Questionado sobre a decisão, o ministro da Informação nigeriano, Lai Mohammed, preferiu jogar a culpa nos jornalistas locais:

“A expectativa natural seria que a Nigéria fosse a sede do Twitter na África. Isso é o que você obtém quando se desvaloriza o mercado de seu próprio país”.

Ele citou a cobertura da imprensa sobre os protestos contra a reforma da polícia no ano passado. Durante essas manifestações, pelo menos 12 pessoas foram mortas a tiros por policiais e soldados, conforme o grupo de direitos humanos Anistia Internacional. Os militares negam as acusações.

Os usuários do Twitter usaram a hashtag #EndSARS contra o Esquadrão Especial Antirroubo, que acabou sendo dissolvido depois das acusações de abuso. Na época, o próprio CEO do Twitter envolveu-se na campanha, apoiando os denunciantes dos abusos policiais e pedindo a seus seguidores para apoiá-los com a doação de bitcoins.
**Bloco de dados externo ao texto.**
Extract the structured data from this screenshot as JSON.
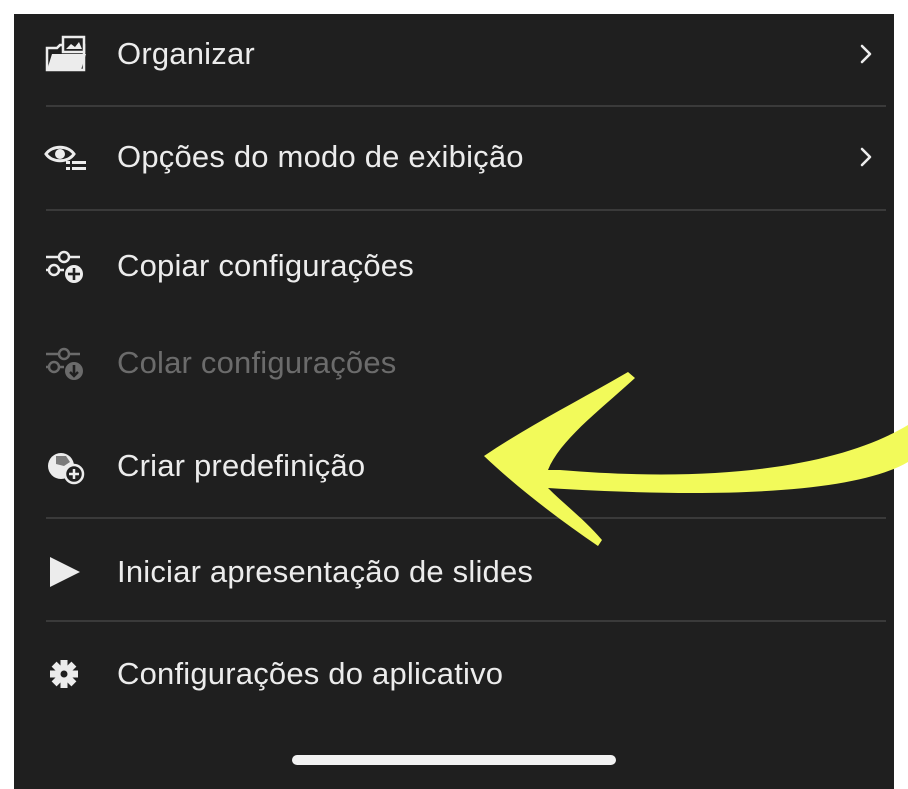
{
  "menu": {
    "items": [
      {
        "label": "Organizar",
        "icon": "folder-photo-icon",
        "has_submenu": true,
        "enabled": true
      },
      {
        "label": "Opções do modo de exibição",
        "icon": "view-options-icon",
        "has_submenu": true,
        "enabled": true
      },
      {
        "label": "Copiar configurações",
        "icon": "copy-settings-icon",
        "has_submenu": false,
        "enabled": true
      },
      {
        "label": "Colar configurações",
        "icon": "paste-settings-icon",
        "has_submenu": false,
        "enabled": false
      },
      {
        "label": "Criar predefinição",
        "icon": "create-preset-icon",
        "has_submenu": false,
        "enabled": true
      },
      {
        "label": "Iniciar apresentação de slides",
        "icon": "play-icon",
        "has_submenu": false,
        "enabled": true
      },
      {
        "label": "Configurações do aplicativo",
        "icon": "gear-icon",
        "has_submenu": false,
        "enabled": true
      }
    ]
  },
  "colors": {
    "menu_background": "#1f1f1f",
    "text": "#ececec",
    "disabled_text": "#6b6b6b",
    "divider": "#3a3a3a",
    "annotation_arrow": "#f2fa5a"
  }
}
Após a campanha e a circulação de imagens dos protestos pelas redes sociais, o ministro disse que “alguma forma de regulamentação” poderia ser imposta às plataformas para combater as “notícias falsas”. Ele voltou ao tema ao comentar a escolha de Gana pelo Twitter:

“Os jornalistas nigerianos pintaram a Nigéria como um inferno onde ninguém deveria viver”.

Twitter segue o Google

O Twitter junta-se ao Google e a outras empresas de TI com escritórios em Gana. A ministra das comunicações e digitalização de Gana, Ursula Owusu-Ekuful, afirmou à Voice of America que, além da boa governança, o país estabeleceu padrões elevados para fazer negócios.

Em comunicado, o Twitter afirma que a escolha de Gana foi uma forma de se tornar “mais imerso nas comunidades vibrantes que impulsionam as conversas que acontecem todos os dias em todo o continente africano”.

De acordo com o Relatório Digital 2021 da Hootsuite, havia 14,7 milhões de usuários da internet em Gana em janeiro de 2020. O país tem seis milhões de usuários de mídia social.

“Celeiro de inovação”

Em entrevista à BBC, o ex-executivo sênior do Twitter Bruce Daisley avalia que a decisão torna Gana o “celeiro da inovação” na África.

George Appiah, diretor executivo do Ghana Tech Lab, destacou à BBC a descentralização como a força do setor de tecnologia ganense:

“Em comparação com outros países africanos, onde você encontra o espaço tecnológico prosperando em apenas uma cidade como Nairóbi ou Lagos, em Gana temos o setor crescendo, com muitas startups em Kumasi, em Takoradi, em Tamale e na capital Acra.”